The Green Building Council of Australia (GBCA) has released a timely and impactful discussion paper titled Freeze Frame: Refrigerants as long-term building infrastructure.
The report, developed in collaboration with the Australian Institute of Refrigeration, Air Conditioning and Heating (AIRAH), addresses the critical role refrigerants play in modern buildings and illuminates the challenges that the built environment must confront to mitigate environmental and health risks associated with refrigerant use.
Heating, cooling, and refrigeration systems are essential components of contemporary buildings, yet the refrigerants employed within them pose significant long-term risks, as emphasised in the paper: “Heating, cooling, and refrigeration systems are essential in modern buildings — but the refrigerants they use pose long-term challenges that the built environment can’t afford to ignore.”
This statement captures the urgent need for the property sector to recognise refrigerants not merely as operational necessities but as pivotal elements in climate strategy and infrastructure planning.
Tracing the history of refrigerants, the discussion paper notes the pioneering work of James Harrison in Geelong during the 1850s, who used the naturally occurring compound ether in mechanical refrigeration technology.
It states: “We are at a critical moment in the long evolution of refrigerants.
“Pioneered by James Harrison in Geelong in 1850s, the revolutionary technology of mechanical refrigeration relied on the naturally-occurring compound ether.”
This historical perspective sets the stage for understanding how refrigerant technology and material choices have evolved with complex environmental trade-offs.
The transition from natural to synthetic refrigerants in the 1930s, while addressing safety concerns locally, introduced broader global issues, as the paper outlines: “In the 1930s, natural refrigerants were replaced by synthetic alternatives due to local safety concerns.
“But these replacements introduced planetary risks: ozone depletion, climate change, and now, the environmental and potential human health impacts associated with ‘forever chemicals.’ In trying to solve a local problem, we created global ones.”
This highlights the unintended consequences of early synthetic refrigerants, such as chlorofluorocarbons (CFCs) and hydrofluorocarbons (HFCs), which have contributed to ozone layer depletion and global warming.

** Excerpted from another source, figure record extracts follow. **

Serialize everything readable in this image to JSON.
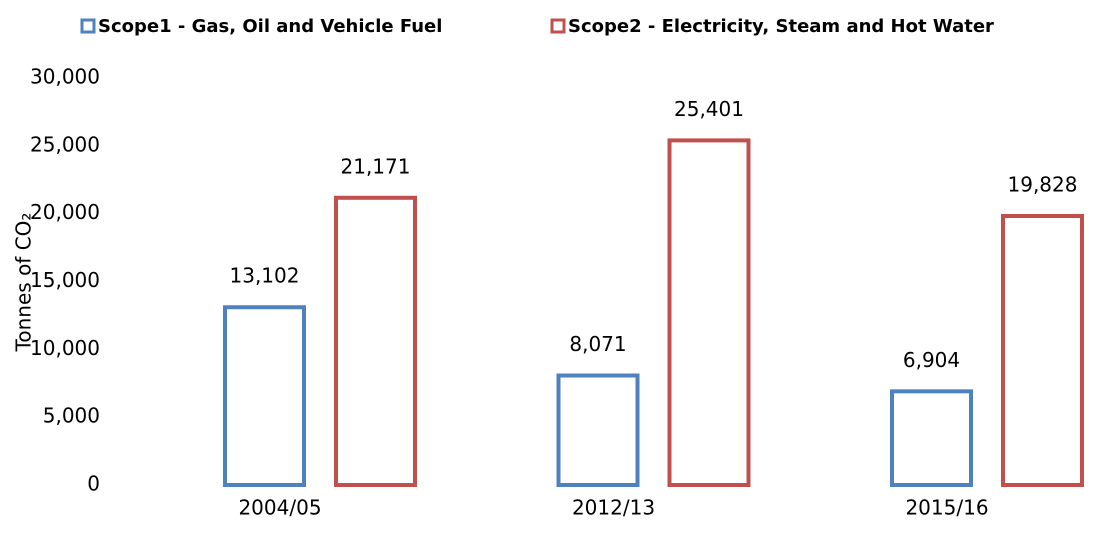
{
  "chart_data": {
    "type": "bar",
    "y_label": "Tonnes of CO₂",
    "categories": [
      "2004/05",
      "2012/13",
      "2015/16"
    ],
    "series": [
      {
        "name": "Scope1 - Gas, Oil and Vehicle Fuel",
        "color": "#4f81bd",
        "values": [
          13102,
          8071,
          6904
        ],
        "value_labels": [
          "13,102",
          "8,071",
          "6,904"
        ]
      },
      {
        "name": "Scope2 - Electricity, Steam and Hot Water",
        "color": "#c0504d",
        "values": [
          21171,
          25401,
          19828
        ],
        "value_labels": [
          "21,171",
          "25,401",
          "19,828"
        ]
      }
    ],
    "ylim": [
      0,
      30000
    ],
    "yticks": [
      {
        "value": 0,
        "label": "0"
      },
      {
        "value": 5000,
        "label": "5,000"
      },
      {
        "value": 10000,
        "label": "10,000"
      },
      {
        "value": 15000,
        "label": "15,000"
      },
      {
        "value": 20000,
        "label": "20,000"
      },
      {
        "value": 25000,
        "label": "25,000"
      },
      {
        "value": 30000,
        "label": "30,000"
      }
    ],
    "grid": false,
    "legend": "top"
  }
}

The scale of the issue is significant — more than 62 million refrigerant-dependent devices are in operation across Australia, a 15 per cent increase in five years, with the sector valued at approximately $12.7 billion annually.

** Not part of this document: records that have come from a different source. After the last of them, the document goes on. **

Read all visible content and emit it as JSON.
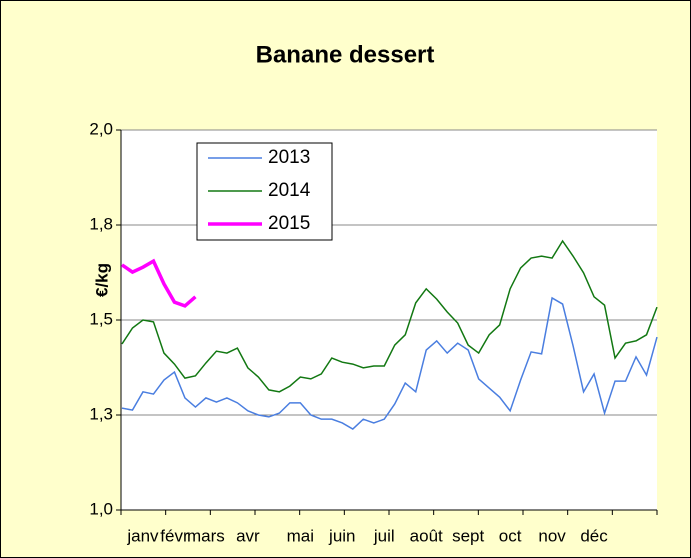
{
  "chart_data": {
    "type": "line",
    "title": "Banane dessert",
    "y_label": "€/kg",
    "categories": [
      null,
      null,
      "janv",
      null,
      null,
      "févr",
      null,
      null,
      "mars",
      null,
      null,
      null,
      "avr",
      null,
      null,
      null,
      null,
      "mai",
      null,
      null,
      null,
      "juin",
      null,
      null,
      null,
      "juil",
      null,
      null,
      null,
      "août",
      null,
      null,
      null,
      "sept",
      null,
      null,
      null,
      "oct",
      null,
      null,
      null,
      "nov",
      null,
      null,
      null,
      "déc",
      null,
      null,
      null,
      null,
      null,
      null
    ],
    "series": [
      {
        "name": "2013",
        "color": "#4a7ee0",
        "values": [
          1.268,
          1.263,
          1.311,
          1.305,
          1.342,
          1.363,
          1.295,
          1.271,
          1.295,
          1.284,
          1.295,
          1.282,
          1.261,
          1.25,
          1.245,
          1.255,
          1.282,
          1.282,
          1.25,
          1.239,
          1.239,
          1.229,
          1.213,
          1.239,
          1.229,
          1.239,
          1.279,
          1.334,
          1.311,
          1.421,
          1.445,
          1.413,
          1.439,
          1.421,
          1.345,
          1.321,
          1.297,
          1.261,
          1.342,
          1.416,
          1.411,
          1.558,
          1.542,
          1.432,
          1.311,
          1.358,
          1.255,
          1.339,
          1.339,
          1.403,
          1.355,
          1.455
        ]
      },
      {
        "name": "2014",
        "color": "#127812",
        "values": [
          1.437,
          1.479,
          1.5,
          1.495,
          1.413,
          1.384,
          1.347,
          1.353,
          1.387,
          1.418,
          1.413,
          1.426,
          1.374,
          1.35,
          1.316,
          1.311,
          1.326,
          1.35,
          1.345,
          1.358,
          1.4,
          1.389,
          1.384,
          1.374,
          1.379,
          1.379,
          1.434,
          1.461,
          1.545,
          1.582,
          1.555,
          1.521,
          1.492,
          1.434,
          1.413,
          1.461,
          1.487,
          1.582,
          1.637,
          1.663,
          1.668,
          1.663,
          1.708,
          1.668,
          1.624,
          1.561,
          1.539,
          1.4,
          1.439,
          1.445,
          1.461,
          1.534
        ]
      },
      {
        "name": "2015",
        "color": "#ff00ff",
        "values": [
          1.645,
          1.626,
          1.639,
          1.655,
          1.595,
          1.547,
          1.537,
          1.561,
          null,
          null,
          null,
          null,
          null,
          null,
          null,
          null,
          null,
          null,
          null,
          null,
          null,
          null,
          null,
          null,
          null,
          null,
          null,
          null,
          null,
          null,
          null,
          null,
          null,
          null,
          null,
          null,
          null,
          null,
          null,
          null,
          null,
          null,
          null,
          null,
          null,
          null,
          null,
          null,
          null,
          null,
          null,
          null
        ]
      }
    ],
    "ylim": [
      1.0,
      2.0
    ],
    "yticks": [
      {
        "value": 1.0,
        "label": "1,0"
      },
      {
        "value": 1.25,
        "label": "1,3"
      },
      {
        "value": 1.5,
        "label": "1,5"
      },
      {
        "value": 1.75,
        "label": "1,8"
      },
      {
        "value": 2.0,
        "label": "2,0"
      }
    ],
    "grid": true,
    "legend": "upper left"
  }
}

HVAC&R systems typically have a lifespan of 15 to 20 years, meaning the choices made today will shape Australia’s emissions and retrofit costs for decades.

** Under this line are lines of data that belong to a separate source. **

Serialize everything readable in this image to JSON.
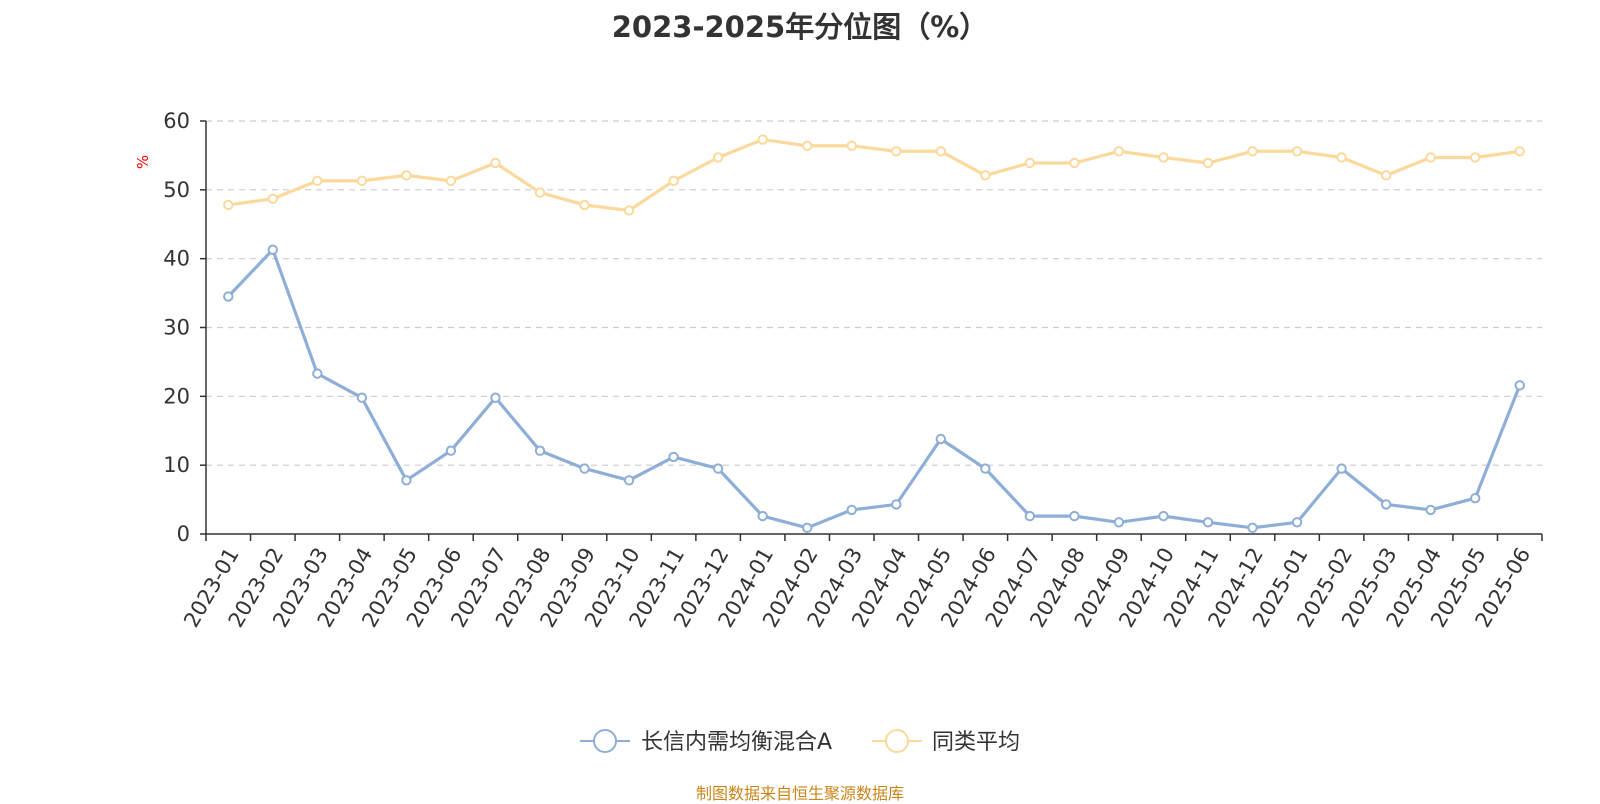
{
  "chart_data": {
    "type": "line",
    "title": "2023-2025年分位图（%）",
    "ylabel": "%",
    "xlabel": "",
    "ylim": [
      0,
      60
    ],
    "yticks": [
      0,
      10,
      20,
      30,
      40,
      50,
      60
    ],
    "grid": true,
    "legend_position": "bottom-center",
    "categories": [
      "2023-01",
      "2023-02",
      "2023-03",
      "2023-04",
      "2023-05",
      "2023-06",
      "2023-07",
      "2023-08",
      "2023-09",
      "2023-10",
      "2023-11",
      "2023-12",
      "2024-01",
      "2024-02",
      "2024-03",
      "2024-04",
      "2024-05",
      "2024-06",
      "2024-07",
      "2024-08",
      "2024-09",
      "2024-10",
      "2024-11",
      "2024-12",
      "2025-01",
      "2025-02",
      "2025-03",
      "2025-04",
      "2025-05",
      "2025-06"
    ],
    "series": [
      {
        "name": "长信内需均衡混合A",
        "color": "#8eaed8",
        "values": [
          34.5,
          41.3,
          23.3,
          19.8,
          7.8,
          12.1,
          19.8,
          12.1,
          9.5,
          7.8,
          11.2,
          9.5,
          2.6,
          0.9,
          3.5,
          4.3,
          13.8,
          9.5,
          2.6,
          2.6,
          1.7,
          2.6,
          1.7,
          0.9,
          1.7,
          9.5,
          4.3,
          3.5,
          5.2,
          21.6
        ]
      },
      {
        "name": "同类平均",
        "color": "#fbd99c",
        "values": [
          47.8,
          48.7,
          51.3,
          51.3,
          52.1,
          51.3,
          53.9,
          49.6,
          47.8,
          47.0,
          51.3,
          54.7,
          57.3,
          56.4,
          56.4,
          55.6,
          55.6,
          52.1,
          53.9,
          53.9,
          55.6,
          54.7,
          53.9,
          55.6,
          55.6,
          54.7,
          52.1,
          54.7,
          54.7,
          55.6
        ]
      }
    ]
  },
  "source_note": "制图数据来自恒生聚源数据库"
}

Jorge Chapa, GBCA’s Chief Impact Officer, stresses the current gap in planning: “Every building relies on refrigerants, yet they’re rarely factored into long-term planning.
“If we don’t plan ahead, we risk higher retrofit costs, supply shortages and emissions that could have been avoided.
“The refrigerant choices we make now will shape building performance for decades to come.”
This calls for proactive, future-focused decision-making across building design, maintenance, and policy frameworks.
AIRAH’s Advocacy and Policy Manager, Mark Vender, points to the opportunity for industry collaboration to address these challenges: “The HVAC&R industry is on the front line of Australia’s refrigerant transition.
“By bringing together technical expertise and property-sector leadership, this paper encourages the practical steps we need to take – from smarter design and maintenance to better refrigerant tracking and stronger collaboration across industry and government.”
Such collaboration is essential to accelerate the shift to lower-impact refrigerants and implement robust refrigerant management.
The paper advocates for immediate actions on both existing and new buildings.
For existing infrastructure, this includes reviewing and registering refrigerants in use and planning staged transitions to safer alternatives.
For new constructions, it calls for designing buildings to minimise refrigerant reliance by prioritising passive design strategies, efficient HVAC&R systems, and forward-looking refrigerant selections.
With COP31 scheduled for 2026, the GBCA sees a strategic opportunity for Australia to assert climate leadership through this sector.
Chapa remarks: “With COP31 on the horizon in 2026, Australia has an opportunity to demonstrate its climate leadership, and refrigerants is one area where the property sector can show practical action.”
The full discussion paper is available for public consultation on the GBCA website until April 2, 2026, inviting stakeholders across the property, engineering, policy, and environmental sectors to contribute to shaping the future approach to refrigerants in Australia’s built environment.